RE: Visibility (was Re: Introducing the Service Oriented Architec tural style, and it's constraints and properties.

>  
>  
> -----Original Message-----
> From: Mark Baker [mailto:distobj@acm.org] 
> Sent: Wednesday, February 19, 2003 6:26 PM
> To: dorchard@bea
> Cc: www-ws-arch@w3.org
>

> On Wed, Feb 12, 2003 at 10:01:31PM -0800, dorchard@bea wrote:
> > The RESTful SOA has the advantage better visibility, as the 
> firewall 
> > can simply examine the generic interface to determine the 
> action being
> > performed.   Intermediaries, such as HTTP routers or 
> caches, can simply look
> > at the method.  An example is that a cache can look at the 
> GET and the 
> > identifier, and return a cached representation.  This is much more 
> > difficult if the method is in arbitrary places in the POST.  
> > Re-usability can be higher as the service may be available 
> on the Web 
> > as a URI may be transferable.
> 
> I agree with him completely.

The only part I disagree with is "much" in "much more difficult."   Sure
it's easier to write a firewall that only looks at HTTP headers and not the
SOAP content of a message, but it's do-able to build XML/SOAP-aware
firewalls, it's being done, and this is practical mainly because XML and
SOAP provide a framework that is flexible enough to be useful for most
anything but "visible" via standard XML toolkits.
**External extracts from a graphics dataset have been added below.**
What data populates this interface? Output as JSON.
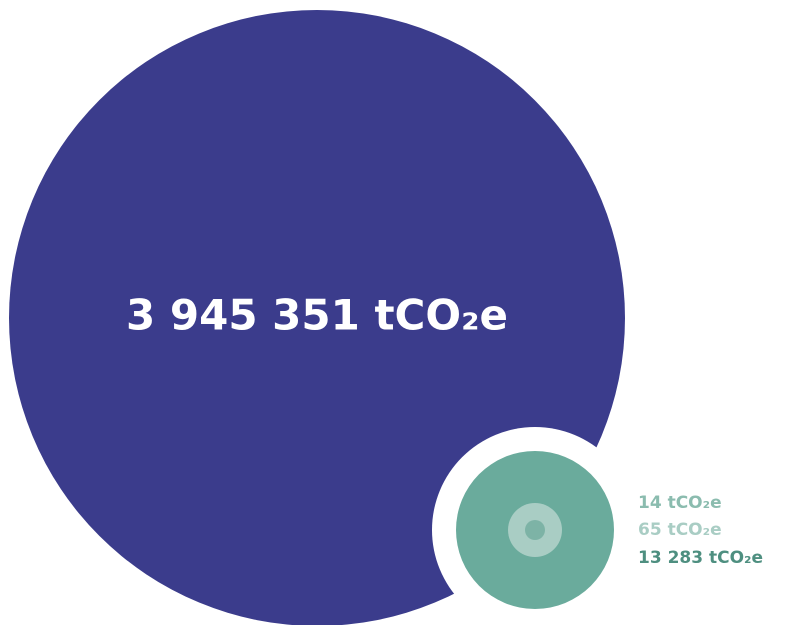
{
  "chart_data": {
    "type": "bubble",
    "values": [
      3945351,
      13283,
      65,
      14
    ],
    "value_labels": [
      "3 945 351 tCO₂e",
      "13 283 tCO₂e",
      "65 tCO₂e",
      "14 tCO₂e"
    ],
    "colors": [
      "#3b3c8c",
      "#6aab9c",
      "#a9cdc4",
      "#7db3a6"
    ],
    "label_colors": [
      "#ffffff",
      "#4e8f80",
      "#a9cdc4",
      "#8bbcaf"
    ]
  }
}
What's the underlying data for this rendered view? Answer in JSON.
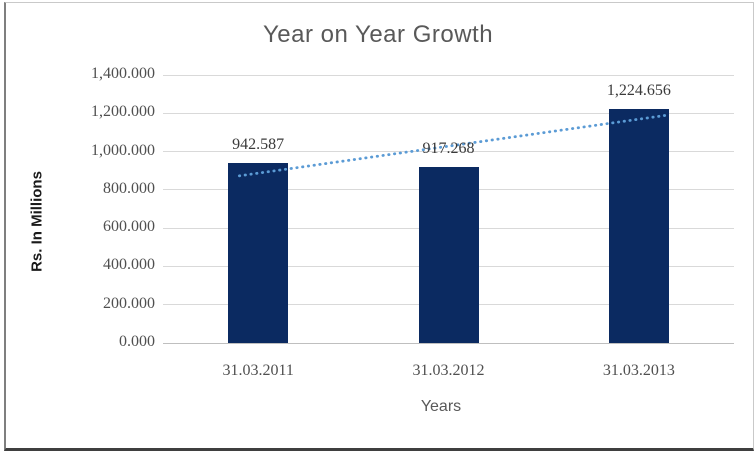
{
  "chart_data": {
    "type": "bar",
    "title": "Year on Year Growth",
    "xlabel": "Years",
    "ylabel": "Rs. In Millions",
    "categories": [
      "31.03.2011",
      "31.03.2012",
      "31.03.2013"
    ],
    "values": [
      942.587,
      917.268,
      1224.656
    ],
    "data_labels": [
      "942.587",
      "917.268",
      "1,224.656"
    ],
    "y_ticks": [
      "0.000",
      "200.000",
      "400.000",
      "600.000",
      "800.000",
      "1,000.000",
      "1,200.000",
      "1,400.000"
    ],
    "y_tick_values": [
      0,
      200,
      400,
      600,
      800,
      1000,
      1200,
      1400
    ],
    "ylim": [
      0,
      1400
    ],
    "grid": "horizontal",
    "legend": "none",
    "trendline": {
      "type": "linear",
      "style": "dotted"
    },
    "colors": {
      "bar": "#0b2a61",
      "trendline": "#5b9bd5",
      "gridline": "#d9d9d9",
      "axis_line": "#bfbfbf",
      "title": "#595959",
      "tick_label": "#4f4f4f",
      "data_label": "#3a3a3a",
      "xlabel_color": "#595959",
      "ylabel_color": "#1a1a1a"
    }
  }
}
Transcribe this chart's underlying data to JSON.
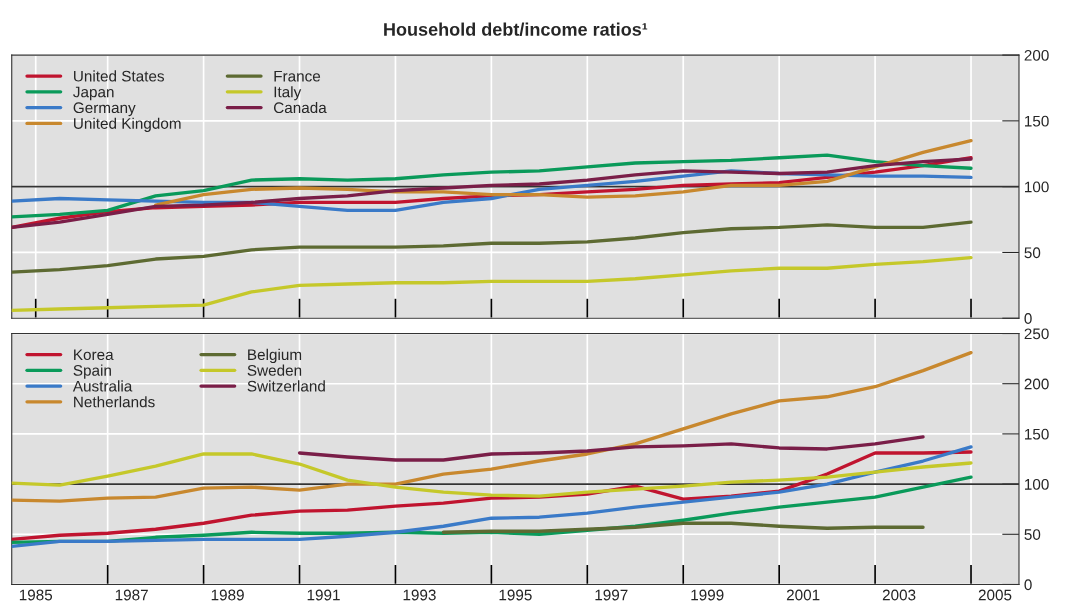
{
  "chart_data": [
    {
      "type": "line",
      "title": "Household debt/income ratios¹",
      "xlim": [
        1985,
        2006
      ],
      "ylim": [
        0,
        200
      ],
      "yticks": [
        0,
        50,
        100,
        150,
        200
      ],
      "tick_labels": "y",
      "grid": true,
      "legend": "top left",
      "line_style": "solid",
      "marker": "none",
      "xticks": [
        {
          "value": 1985.5,
          "label": null
        },
        {
          "value": 1987,
          "label": null
        },
        {
          "value": 1989,
          "label": null
        },
        {
          "value": 1991,
          "label": null
        },
        {
          "value": 1993,
          "label": null
        },
        {
          "value": 1995,
          "label": null
        },
        {
          "value": 1997,
          "label": null
        },
        {
          "value": 1999,
          "label": null
        },
        {
          "value": 2001,
          "label": null
        },
        {
          "value": 2003,
          "label": null
        },
        {
          "value": 2005,
          "label": null
        }
      ],
      "ref_lines": [
        {
          "axis": "y",
          "value": 100,
          "label": null,
          "color": "#333333"
        }
      ],
      "x": [
        1985,
        1986,
        1987,
        1988,
        1989,
        1990,
        1991,
        1992,
        1993,
        1994,
        1995,
        1996,
        1997,
        1998,
        1999,
        2000,
        2001,
        2002,
        2003,
        2004,
        2005
      ],
      "series": [
        {
          "name": "United States",
          "color": "#c0142f",
          "values": [
            69,
            76,
            81,
            84,
            85,
            86,
            88,
            88,
            88,
            91,
            93,
            94,
            96,
            98,
            101,
            102,
            103,
            107,
            111,
            116,
            122
          ]
        },
        {
          "name": "Japan",
          "color": "#0a9a5a",
          "values": [
            77,
            79,
            82,
            93,
            97,
            105,
            106,
            105,
            106,
            109,
            111,
            112,
            115,
            118,
            119,
            120,
            122,
            124,
            119,
            116,
            114
          ]
        },
        {
          "name": "Germany",
          "color": "#3a7ac8",
          "values": [
            89,
            91,
            90,
            89,
            88,
            88,
            85,
            82,
            82,
            88,
            91,
            98,
            101,
            104,
            108,
            112,
            110,
            109,
            108,
            108,
            107
          ]
        },
        {
          "name": "United Kingdom",
          "color": "#c8882e",
          "values": [
            null,
            null,
            null,
            86,
            94,
            98,
            99,
            98,
            96,
            96,
            94,
            94,
            92,
            93,
            96,
            101,
            101,
            104,
            115,
            126,
            135
          ]
        },
        {
          "name": "France",
          "color": "#5d6a32",
          "values": [
            35,
            37,
            40,
            45,
            47,
            52,
            54,
            54,
            54,
            55,
            57,
            57,
            58,
            61,
            65,
            68,
            69,
            71,
            69,
            69,
            73
          ]
        },
        {
          "name": "Italy",
          "color": "#c5c82a",
          "values": [
            6,
            7,
            8,
            9,
            10,
            20,
            25,
            26,
            27,
            27,
            28,
            28,
            28,
            30,
            33,
            36,
            38,
            38,
            41,
            43,
            46
          ]
        },
        {
          "name": "Canada",
          "color": "#7a1e48",
          "values": [
            69,
            73,
            79,
            85,
            86,
            88,
            91,
            93,
            97,
            99,
            101,
            102,
            105,
            109,
            112,
            111,
            110,
            111,
            116,
            119,
            121
          ]
        }
      ]
    },
    {
      "type": "line",
      "xlim": [
        1985,
        2006
      ],
      "ylim": [
        0,
        250
      ],
      "yticks": [
        0,
        50,
        100,
        150,
        200,
        250
      ],
      "grid": true,
      "legend": "top left",
      "line_style": "solid",
      "marker": "none",
      "xticks": [
        {
          "value": 1985.5,
          "label": "1985"
        },
        {
          "value": 1987.5,
          "label": "1987"
        },
        {
          "value": 1989.5,
          "label": "1989"
        },
        {
          "value": 1991.5,
          "label": "1991"
        },
        {
          "value": 1993.5,
          "label": "1993"
        },
        {
          "value": 1995.5,
          "label": "1995"
        },
        {
          "value": 1997.5,
          "label": "1997"
        },
        {
          "value": 1999.5,
          "label": "1999"
        },
        {
          "value": 2001.5,
          "label": "2001"
        },
        {
          "value": 2003.5,
          "label": "2003"
        },
        {
          "value": 2005.5,
          "label": "2005"
        },
        {
          "value": 1987,
          "label": null
        },
        {
          "value": 1989,
          "label": null
        },
        {
          "value": 1991,
          "label": null
        },
        {
          "value": 1993,
          "label": null
        },
        {
          "value": 1995,
          "label": null
        },
        {
          "value": 1997,
          "label": null
        },
        {
          "value": 1999,
          "label": null
        },
        {
          "value": 2001,
          "label": null
        },
        {
          "value": 2003,
          "label": null
        },
        {
          "value": 2005,
          "label": null
        }
      ],
      "ref_lines": [
        {
          "axis": "y",
          "value": 100,
          "label": null,
          "color": "#333333"
        }
      ],
      "x": [
        1985,
        1986,
        1987,
        1988,
        1989,
        1990,
        1991,
        1992,
        1993,
        1994,
        1995,
        1996,
        1997,
        1998,
        1999,
        2000,
        2001,
        2002,
        2003,
        2004,
        2005
      ],
      "series": [
        {
          "name": "Korea",
          "color": "#c0142f",
          "values": [
            45,
            49,
            51,
            55,
            61,
            69,
            73,
            74,
            78,
            81,
            86,
            87,
            90,
            98,
            85,
            88,
            93,
            110,
            131,
            131,
            132
          ]
        },
        {
          "name": "Spain",
          "color": "#0a9a5a",
          "values": [
            42,
            43,
            43,
            47,
            49,
            52,
            51,
            51,
            52,
            51,
            52,
            50,
            54,
            58,
            64,
            71,
            77,
            82,
            87,
            97,
            107
          ]
        },
        {
          "name": "Australia",
          "color": "#3a7ac8",
          "values": [
            38,
            43,
            43,
            44,
            45,
            45,
            45,
            48,
            52,
            58,
            66,
            67,
            71,
            77,
            82,
            87,
            92,
            100,
            112,
            123,
            137
          ]
        },
        {
          "name": "Netherlands",
          "color": "#c8882e",
          "values": [
            84,
            83,
            86,
            87,
            96,
            97,
            94,
            100,
            100,
            110,
            115,
            123,
            130,
            140,
            155,
            170,
            183,
            187,
            197,
            213,
            231
          ]
        },
        {
          "name": "Belgium",
          "color": "#5d6a32",
          "values": [
            null,
            null,
            null,
            null,
            null,
            null,
            null,
            null,
            null,
            52,
            53,
            53,
            55,
            57,
            61,
            61,
            58,
            56,
            57,
            57,
            null
          ]
        },
        {
          "name": "Sweden",
          "color": "#c5c82a",
          "values": [
            101,
            99,
            108,
            118,
            130,
            130,
            120,
            104,
            97,
            92,
            89,
            88,
            92,
            95,
            98,
            102,
            104,
            107,
            112,
            117,
            121
          ]
        },
        {
          "name": "Switzerland",
          "color": "#7a1e48",
          "values": [
            null,
            null,
            null,
            null,
            null,
            null,
            131,
            127,
            124,
            124,
            130,
            131,
            133,
            137,
            138,
            140,
            136,
            135,
            140,
            147,
            null
          ]
        }
      ]
    }
  ]
}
Obviously this extends to routers as well; SOAP-aware routers would work
with any protocol -- FTP, SMTP, BEEP, TCP/IP, MQ -- as well as HTTP.  XML
standards (e.g. Xpath) allow routing based on message content as well as the
headers.  I think of this as a feature to be valued, e.g. in spam filters.  

So again, I agree that "visibility" is an important property, but what
powers it is *standards*, not just HTTP.